Libra: Sept. 23-Oct. 22
Go to Northpark Mall right now and get a Double Doozie. While it will make you feel like death on the inside, they’re amazingly delicious.
Scorpio: Oct. 23-Nov. 21
Take a moment to realize just how lucky you are. Look at your friends and family and thank them for being in your life.
Sagittarius: Nov. 22-Dec.21
Good news! Spring is almost here! Enjoy the nice weather by already beginning to wear flip flops. Sure, snow’s still on the ground. But you’ll be ahead of the game!
Capricorn: Dec. 22- Jan. 19
Download Flying Cyrus on your phone right now. Just do it.

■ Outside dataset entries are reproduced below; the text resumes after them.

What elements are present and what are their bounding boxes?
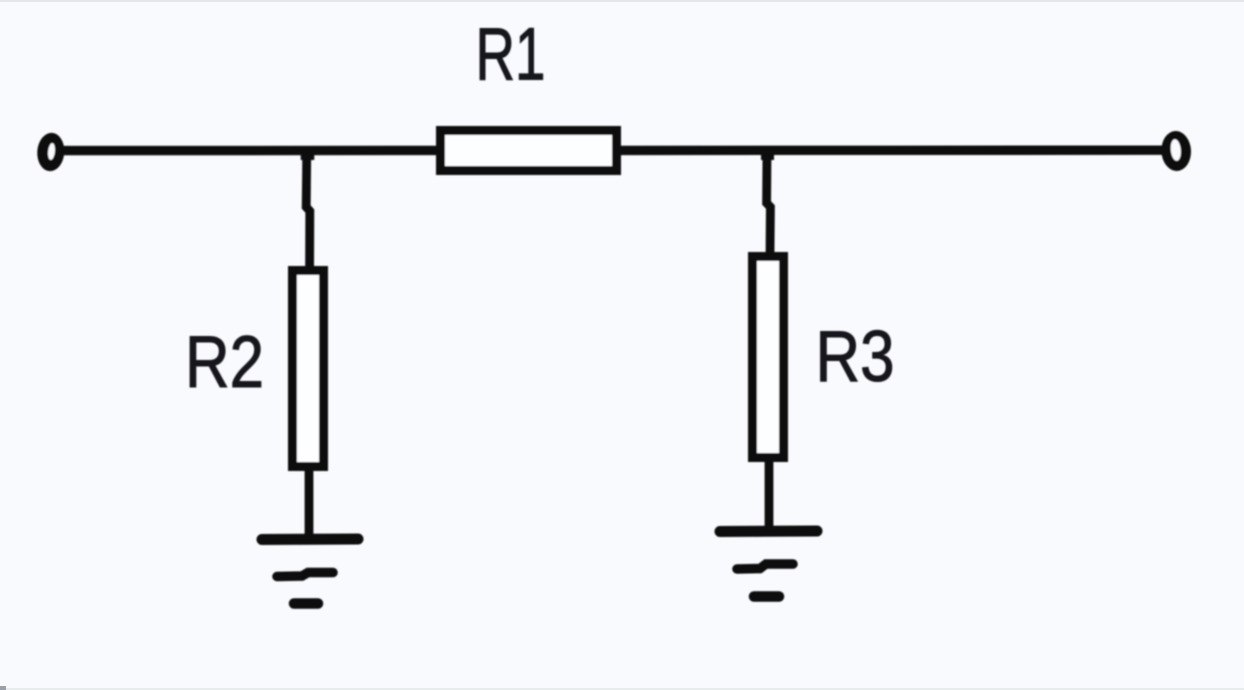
svg-text:R2: R2 bbox=[185, 322, 264, 403]
svg-text:R1: R1 bbox=[476, 13, 546, 96]
svg-text:R3: R3 bbox=[816, 316, 895, 397]
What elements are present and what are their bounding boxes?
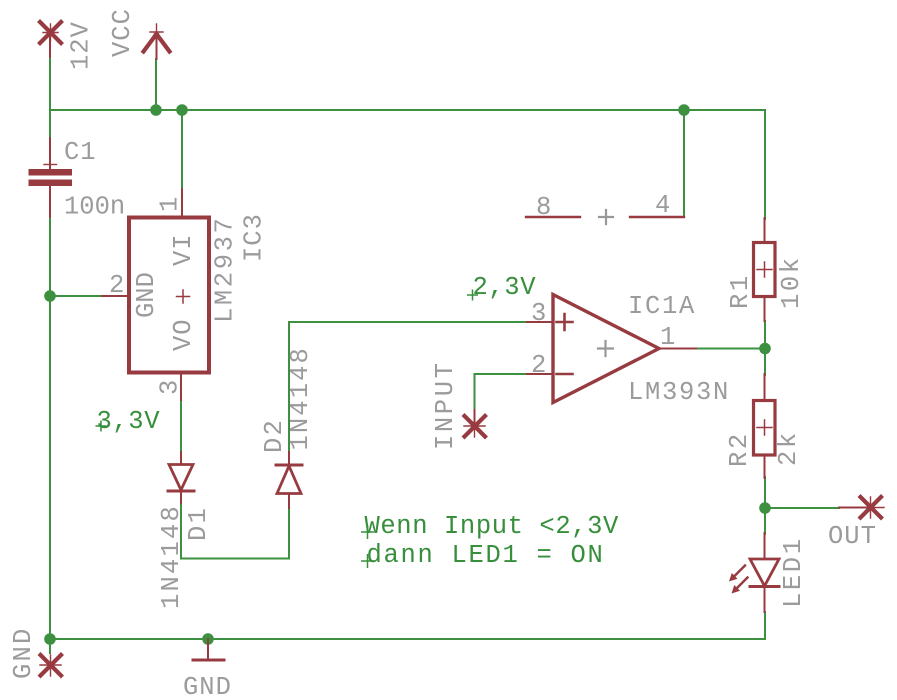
resistor R2 <box>754 374 776 478</box>
svg-text:GND: GND <box>183 673 232 700</box>
svg-text:dann LED1 = ON: dann LED1 = ON <box>367 541 605 570</box>
ground symbol GND middle <box>193 639 224 660</box>
origin cross 2,3V <box>467 290 478 301</box>
wire VCC symbol drop <box>155 59 157 110</box>
svg-text:2k: 2k <box>774 430 803 466</box>
svg-text:12V: 12V <box>67 21 96 70</box>
svg-text:LM393N: LM393N <box>628 378 730 407</box>
svg-text:2,3V: 2,3V <box>473 273 537 302</box>
IC3 pin 2 GND <box>102 295 129 297</box>
svg-text:INPUT: INPUT <box>431 360 460 450</box>
junction IC3 pin2 <box>44 290 56 302</box>
svg-text:8: 8 <box>536 193 552 222</box>
svg-text:1N4148: 1N4148 <box>286 346 315 450</box>
svg-text:OUT: OUT <box>828 522 877 551</box>
junction pin4 drop <box>678 104 690 116</box>
resistor R1 <box>754 218 776 321</box>
junction GND left <box>44 633 56 645</box>
op-amp minus input mark <box>557 373 573 376</box>
op-amp origin cross <box>598 341 613 356</box>
wire IC3 pin2 branch <box>50 295 102 297</box>
wire right rail to R1 <box>764 110 766 219</box>
junction op-amp output node <box>759 343 771 355</box>
op-amp pin 1 output <box>659 348 696 350</box>
diode D2 <box>276 452 302 508</box>
svg-text:D1: D1 <box>184 506 213 541</box>
svg-text:3,3V: 3,3V <box>97 407 161 436</box>
power pin 8 stub <box>526 216 580 218</box>
origin cross comment line 2 <box>361 554 374 568</box>
svg-text:VO: VO <box>169 318 198 351</box>
svg-text:R2: R2 <box>725 431 754 467</box>
junction GND symbol tap <box>202 633 214 645</box>
wire top rail VCC net <box>50 109 765 111</box>
svg-text:IC3: IC3 <box>240 213 269 262</box>
wire op-amp output to R divider <box>696 348 765 350</box>
IC3 pin 3 VO <box>180 373 182 401</box>
wire LED1 to GND rail <box>764 612 766 639</box>
power pin 4 stub <box>630 216 684 218</box>
svg-text:1N4148: 1N4148 <box>157 504 186 609</box>
power symbol origin cross <box>599 210 613 224</box>
voltage regulator IC3 body <box>129 218 209 373</box>
svg-text:R1: R1 <box>726 273 755 309</box>
wire IC3 pin3 to D1 <box>180 400 182 452</box>
origin cross 3,3V <box>96 421 107 432</box>
op-amp IC1A body <box>553 295 659 403</box>
svg-text:4: 4 <box>655 191 671 220</box>
svg-text:100n: 100n <box>64 193 125 222</box>
IC3 pin 1 VI <box>181 189 183 216</box>
node GND left cross <box>40 655 61 676</box>
svg-text:2: 2 <box>531 351 547 380</box>
svg-text:VCC: VCC <box>108 8 137 57</box>
svg-text:GND: GND <box>9 626 38 679</box>
node INPUT cross <box>464 410 485 437</box>
capacitor C1 <box>29 138 73 217</box>
IC3 origin cross <box>177 290 190 303</box>
node OUT cross <box>839 497 884 518</box>
svg-text:2: 2 <box>109 271 125 300</box>
svg-text:C1: C1 <box>64 138 97 167</box>
wire OUT branch <box>765 507 839 509</box>
svg-text:GND: GND <box>132 272 161 318</box>
diode D1 <box>168 452 194 503</box>
op-amp plus input mark <box>557 314 573 330</box>
op-amp pin 2 <box>527 373 553 375</box>
wire R1 to R2 <box>764 321 766 375</box>
svg-text:1: 1 <box>156 196 185 212</box>
svg-text:3: 3 <box>156 379 185 395</box>
wire bottom GND rail <box>50 638 765 640</box>
svg-text:D2: D2 <box>260 418 289 453</box>
wire R2 to LED1 <box>764 477 766 534</box>
wire pin4 drop <box>683 110 685 216</box>
svg-text:VI: VI <box>169 233 198 266</box>
wire D2 up to op-amp pin3 <box>289 322 527 452</box>
svg-text:3: 3 <box>531 299 547 328</box>
wire IC3 pin1 drop <box>181 110 183 189</box>
op-amp pin 3 <box>527 321 553 323</box>
origin cross comment line 1 <box>361 525 374 539</box>
junction OUT node <box>759 502 771 514</box>
wire D1 to corner <box>181 503 289 559</box>
svg-text:Wenn Input <2,3V: Wenn Input <2,3V <box>365 512 620 541</box>
svg-text:IC1A: IC1A <box>628 292 696 321</box>
node VCC supply arrow <box>144 24 170 59</box>
svg-text:LM2937: LM2937 <box>211 216 240 323</box>
LED LED1 <box>729 533 779 612</box>
svg-text:LED1: LED1 <box>779 536 808 608</box>
svg-text:1: 1 <box>660 323 676 352</box>
node 12V supply cross <box>40 22 61 57</box>
wire INPUT to op-amp pin2 <box>475 374 528 411</box>
svg-text:10k: 10k <box>777 255 806 309</box>
wire C1 bottom to GND rail <box>49 217 51 653</box>
junction VCC at 12V column <box>150 104 162 116</box>
wire left vertical 12V to C1 <box>49 57 51 138</box>
junction IC3 pin1 <box>176 104 188 116</box>
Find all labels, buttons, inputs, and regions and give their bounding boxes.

Aquarius: Jan. 20- Feb. 18
There’s treasure buried in your belly button. Start digging, soldier. You need to clean that ASAP.
Pisces: Feb. 19-March 20
Life is like a box of chocolate, you never know what you’re going to get. Okay, that one was really lame. I’ll admit that.
Aries: March 21- April 19
You kind of smell. I mean no offense, it’s not that bad. But I would shower at your earlier convenience because…
Taurus: April 20-May 20
Have a good gateway sob this weekend. Just think of something really sad and go for it. Your tears are beautiful.
Gemini: May 21-June 21
Check out #Selfie by the Chainsmokers. It’s literally the best representation of modern culture ever.
Cancer: June 22-July 22
Delete your Twitter and Facebook. No social media for a week. Are you up to the challenege?
Leo: July 23-Aug. 22
I’m behind you. Haha. Made you look.
Virgo: Aug. 23-Sept. 22
Nothing. I’ve got nothing. Seriously, fresh out of ideas. I don’t know. Maybe go outside or something? Try a new restaurant? Seriously, why do I ALWAYS have to be the one to give you advice? You’re a human being. Make your own decisions. Oh, so now this is my fault? That’s rich. Real, real rich. PLEASE STOP YELLING AT ME!